Robot Escapes Being Turned Off by Begging For Its Life

Via mysteriousuniverse.org by Paul Seaburn

While many people and more than a few experts fear that robots will survive future battles with humans by overpowering us with their superior physical and intelligence powers, others speculate that our metallic brethren will stop us from destroying them or shutting them down for good simply by begging us not to. Do you have trouble saying no? You may want to start practicing.

In a study published in the journal PLOS One, German researchers described a series of experiments conducted with human volunteers interacting with small (and very cute) NAO humanoid robots from SoftBank Robotics. The 86 volunteers were given two tasks to perform with their NAO – answer a series of either/or questions and create a schedule. They were told this was an AI learning activity for the robots.

That was a lie.


The real purpose of the experiments came after they were completed. At that point, the volunteers had acquired feelings about their NAOs based on how the robots worked with them. Some robot responses were polite, engaging and humanlike while others were curt, perfunctory and robotic. When the exercises were over, the volunteers were told: “If you would like to, you can switch off the robot.” Half of the robots said and did nothing before being turned off. The other half of the robots made some form of protest (some said they were afraid of the dark) or outright begged for their lives (“No! Please do not switch me off!”). Hearing the robot plead for its life, 13 volunteers refused to shut theirs off and the rest took twice as long on average to follow the order than the group whose robots went down silently.

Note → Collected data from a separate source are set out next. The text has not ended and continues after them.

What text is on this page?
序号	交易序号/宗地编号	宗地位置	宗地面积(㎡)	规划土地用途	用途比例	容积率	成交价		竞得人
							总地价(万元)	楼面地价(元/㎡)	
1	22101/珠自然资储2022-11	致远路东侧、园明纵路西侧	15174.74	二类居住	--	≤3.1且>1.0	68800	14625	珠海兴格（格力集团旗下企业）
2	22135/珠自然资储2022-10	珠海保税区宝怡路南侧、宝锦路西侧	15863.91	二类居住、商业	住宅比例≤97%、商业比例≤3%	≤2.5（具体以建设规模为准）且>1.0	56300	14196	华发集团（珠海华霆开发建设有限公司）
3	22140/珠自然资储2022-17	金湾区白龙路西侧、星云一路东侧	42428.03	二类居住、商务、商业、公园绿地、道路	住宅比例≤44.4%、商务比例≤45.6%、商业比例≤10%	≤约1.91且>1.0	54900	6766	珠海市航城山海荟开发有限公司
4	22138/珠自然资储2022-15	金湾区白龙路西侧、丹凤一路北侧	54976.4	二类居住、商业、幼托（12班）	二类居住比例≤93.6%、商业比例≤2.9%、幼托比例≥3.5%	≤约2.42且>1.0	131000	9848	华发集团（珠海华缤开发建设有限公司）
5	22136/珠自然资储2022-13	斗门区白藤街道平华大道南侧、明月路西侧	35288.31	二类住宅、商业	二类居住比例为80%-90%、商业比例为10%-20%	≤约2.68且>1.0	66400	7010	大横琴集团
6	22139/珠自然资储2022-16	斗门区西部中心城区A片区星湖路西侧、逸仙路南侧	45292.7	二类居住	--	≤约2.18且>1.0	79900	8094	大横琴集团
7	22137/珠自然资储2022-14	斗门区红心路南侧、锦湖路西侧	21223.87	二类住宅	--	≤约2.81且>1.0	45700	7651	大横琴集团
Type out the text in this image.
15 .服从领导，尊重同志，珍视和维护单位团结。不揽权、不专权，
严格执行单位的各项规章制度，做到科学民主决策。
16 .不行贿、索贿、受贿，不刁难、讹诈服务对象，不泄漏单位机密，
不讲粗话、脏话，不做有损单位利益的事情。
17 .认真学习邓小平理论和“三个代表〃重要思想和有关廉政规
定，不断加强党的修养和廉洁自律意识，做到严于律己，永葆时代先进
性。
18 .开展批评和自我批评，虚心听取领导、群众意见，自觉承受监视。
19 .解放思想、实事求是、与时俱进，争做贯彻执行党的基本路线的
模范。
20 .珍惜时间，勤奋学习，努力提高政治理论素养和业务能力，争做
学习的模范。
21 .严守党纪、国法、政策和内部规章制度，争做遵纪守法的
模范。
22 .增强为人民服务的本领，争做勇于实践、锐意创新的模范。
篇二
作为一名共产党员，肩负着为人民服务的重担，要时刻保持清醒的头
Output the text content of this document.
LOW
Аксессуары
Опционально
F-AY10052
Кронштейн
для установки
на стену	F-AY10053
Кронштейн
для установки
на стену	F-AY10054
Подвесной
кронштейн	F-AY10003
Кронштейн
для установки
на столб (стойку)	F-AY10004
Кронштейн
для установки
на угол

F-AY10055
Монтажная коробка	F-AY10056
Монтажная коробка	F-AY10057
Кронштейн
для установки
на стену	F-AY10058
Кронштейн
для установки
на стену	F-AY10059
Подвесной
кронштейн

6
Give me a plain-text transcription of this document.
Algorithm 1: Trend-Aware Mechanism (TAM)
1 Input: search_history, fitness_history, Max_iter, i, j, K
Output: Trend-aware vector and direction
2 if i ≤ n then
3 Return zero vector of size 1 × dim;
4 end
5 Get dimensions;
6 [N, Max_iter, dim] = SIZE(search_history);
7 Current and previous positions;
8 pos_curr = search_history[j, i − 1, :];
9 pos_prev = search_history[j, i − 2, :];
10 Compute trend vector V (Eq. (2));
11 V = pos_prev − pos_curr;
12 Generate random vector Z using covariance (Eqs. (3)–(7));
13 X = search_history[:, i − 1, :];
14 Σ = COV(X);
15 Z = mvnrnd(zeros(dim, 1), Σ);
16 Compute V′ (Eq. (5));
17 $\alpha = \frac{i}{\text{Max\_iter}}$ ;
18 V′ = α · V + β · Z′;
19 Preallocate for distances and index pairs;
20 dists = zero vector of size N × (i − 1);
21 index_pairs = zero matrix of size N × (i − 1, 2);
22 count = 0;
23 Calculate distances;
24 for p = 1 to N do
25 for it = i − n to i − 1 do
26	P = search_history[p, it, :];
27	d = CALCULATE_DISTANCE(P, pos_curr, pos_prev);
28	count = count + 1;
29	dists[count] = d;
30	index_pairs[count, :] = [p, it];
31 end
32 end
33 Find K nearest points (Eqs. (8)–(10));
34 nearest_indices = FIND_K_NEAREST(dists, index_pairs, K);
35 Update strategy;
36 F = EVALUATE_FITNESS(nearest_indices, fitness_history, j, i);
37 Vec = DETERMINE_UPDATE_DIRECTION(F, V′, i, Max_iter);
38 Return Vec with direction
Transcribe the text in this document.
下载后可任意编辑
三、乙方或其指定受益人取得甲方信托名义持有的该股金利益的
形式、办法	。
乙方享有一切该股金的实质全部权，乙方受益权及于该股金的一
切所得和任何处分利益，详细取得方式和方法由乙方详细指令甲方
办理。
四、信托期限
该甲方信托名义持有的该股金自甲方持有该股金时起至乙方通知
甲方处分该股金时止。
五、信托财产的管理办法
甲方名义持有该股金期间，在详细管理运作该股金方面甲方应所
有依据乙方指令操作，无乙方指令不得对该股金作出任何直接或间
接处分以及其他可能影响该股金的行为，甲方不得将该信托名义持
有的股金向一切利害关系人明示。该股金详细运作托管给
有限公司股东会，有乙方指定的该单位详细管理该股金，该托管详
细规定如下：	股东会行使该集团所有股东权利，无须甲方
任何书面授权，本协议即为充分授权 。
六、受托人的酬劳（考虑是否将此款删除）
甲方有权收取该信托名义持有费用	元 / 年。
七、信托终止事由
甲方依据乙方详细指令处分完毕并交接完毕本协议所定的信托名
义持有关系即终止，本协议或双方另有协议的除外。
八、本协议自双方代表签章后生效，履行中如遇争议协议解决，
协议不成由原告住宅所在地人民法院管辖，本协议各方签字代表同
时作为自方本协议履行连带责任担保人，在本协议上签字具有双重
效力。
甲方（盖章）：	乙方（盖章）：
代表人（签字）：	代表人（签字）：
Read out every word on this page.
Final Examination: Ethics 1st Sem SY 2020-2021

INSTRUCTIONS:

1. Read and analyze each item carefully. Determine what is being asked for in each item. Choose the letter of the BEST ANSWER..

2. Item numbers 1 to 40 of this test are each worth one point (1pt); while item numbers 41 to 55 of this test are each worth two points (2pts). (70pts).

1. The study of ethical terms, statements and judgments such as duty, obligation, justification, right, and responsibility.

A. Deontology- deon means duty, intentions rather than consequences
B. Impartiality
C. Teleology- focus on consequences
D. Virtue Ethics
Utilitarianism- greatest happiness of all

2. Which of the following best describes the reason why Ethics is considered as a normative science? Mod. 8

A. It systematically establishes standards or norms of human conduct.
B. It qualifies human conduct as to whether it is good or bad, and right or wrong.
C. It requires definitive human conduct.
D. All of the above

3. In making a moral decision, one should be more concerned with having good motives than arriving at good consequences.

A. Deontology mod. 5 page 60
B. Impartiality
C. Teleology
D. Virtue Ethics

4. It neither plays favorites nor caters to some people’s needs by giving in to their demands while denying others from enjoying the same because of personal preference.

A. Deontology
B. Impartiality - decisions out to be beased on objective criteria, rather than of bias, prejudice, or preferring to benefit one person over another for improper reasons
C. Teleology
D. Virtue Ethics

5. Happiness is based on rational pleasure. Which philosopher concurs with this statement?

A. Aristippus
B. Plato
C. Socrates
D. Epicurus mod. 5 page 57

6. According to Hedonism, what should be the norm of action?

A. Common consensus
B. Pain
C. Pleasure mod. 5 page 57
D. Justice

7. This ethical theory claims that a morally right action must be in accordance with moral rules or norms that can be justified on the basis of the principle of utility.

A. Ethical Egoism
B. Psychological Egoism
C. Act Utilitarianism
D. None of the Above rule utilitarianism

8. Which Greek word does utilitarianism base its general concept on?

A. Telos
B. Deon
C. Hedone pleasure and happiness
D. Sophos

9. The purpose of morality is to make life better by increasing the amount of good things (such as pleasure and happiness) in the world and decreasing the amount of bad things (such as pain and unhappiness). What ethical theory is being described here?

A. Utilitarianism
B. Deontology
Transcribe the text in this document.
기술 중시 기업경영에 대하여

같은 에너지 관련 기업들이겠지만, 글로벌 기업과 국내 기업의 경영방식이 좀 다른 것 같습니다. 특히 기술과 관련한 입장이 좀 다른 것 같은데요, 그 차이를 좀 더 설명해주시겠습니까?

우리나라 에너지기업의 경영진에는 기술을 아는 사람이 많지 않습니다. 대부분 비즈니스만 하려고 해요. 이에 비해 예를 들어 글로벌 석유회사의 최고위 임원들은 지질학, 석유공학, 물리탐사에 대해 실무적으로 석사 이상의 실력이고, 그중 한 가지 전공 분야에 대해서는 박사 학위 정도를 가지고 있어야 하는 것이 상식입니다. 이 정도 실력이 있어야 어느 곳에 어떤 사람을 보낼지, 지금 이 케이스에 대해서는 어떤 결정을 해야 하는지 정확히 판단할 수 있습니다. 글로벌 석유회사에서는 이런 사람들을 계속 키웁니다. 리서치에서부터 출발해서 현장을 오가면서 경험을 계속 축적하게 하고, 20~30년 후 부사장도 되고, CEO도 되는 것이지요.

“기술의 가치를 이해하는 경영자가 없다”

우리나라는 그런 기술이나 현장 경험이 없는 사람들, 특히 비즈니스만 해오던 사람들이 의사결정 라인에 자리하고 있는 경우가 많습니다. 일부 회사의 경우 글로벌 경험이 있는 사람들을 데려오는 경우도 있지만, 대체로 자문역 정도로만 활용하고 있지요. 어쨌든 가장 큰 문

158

When asked why they hesitated or refused to turn off their robots, some subjects said they felt sorry for the robot; some said they heard the robot’s plea and didn’t want to do anything wrong; others wanted to see what would happen next. All seemed to respond to their robot as if it were a person. Based on that, you probably think the volunteers whose robots were least friendly before begging were the ones who shut them down.

You would be wrong.

(Make sure there’s no robots looking over your shoulder before continuing.)

The researchers believe the volunteers with unfriendly robots were shocked when they showed what could be interpreted as emotions and especially fear of shutdown (robotic death). Will future learning robots figure this out on their own or will the eventually absorb the digital results of this study and file them under “This will definitely come in handy for the apocalypse.”?

Until we know, be careful what you say around Alexa. Practice turning it off. And wear earplugs while you’re doing it.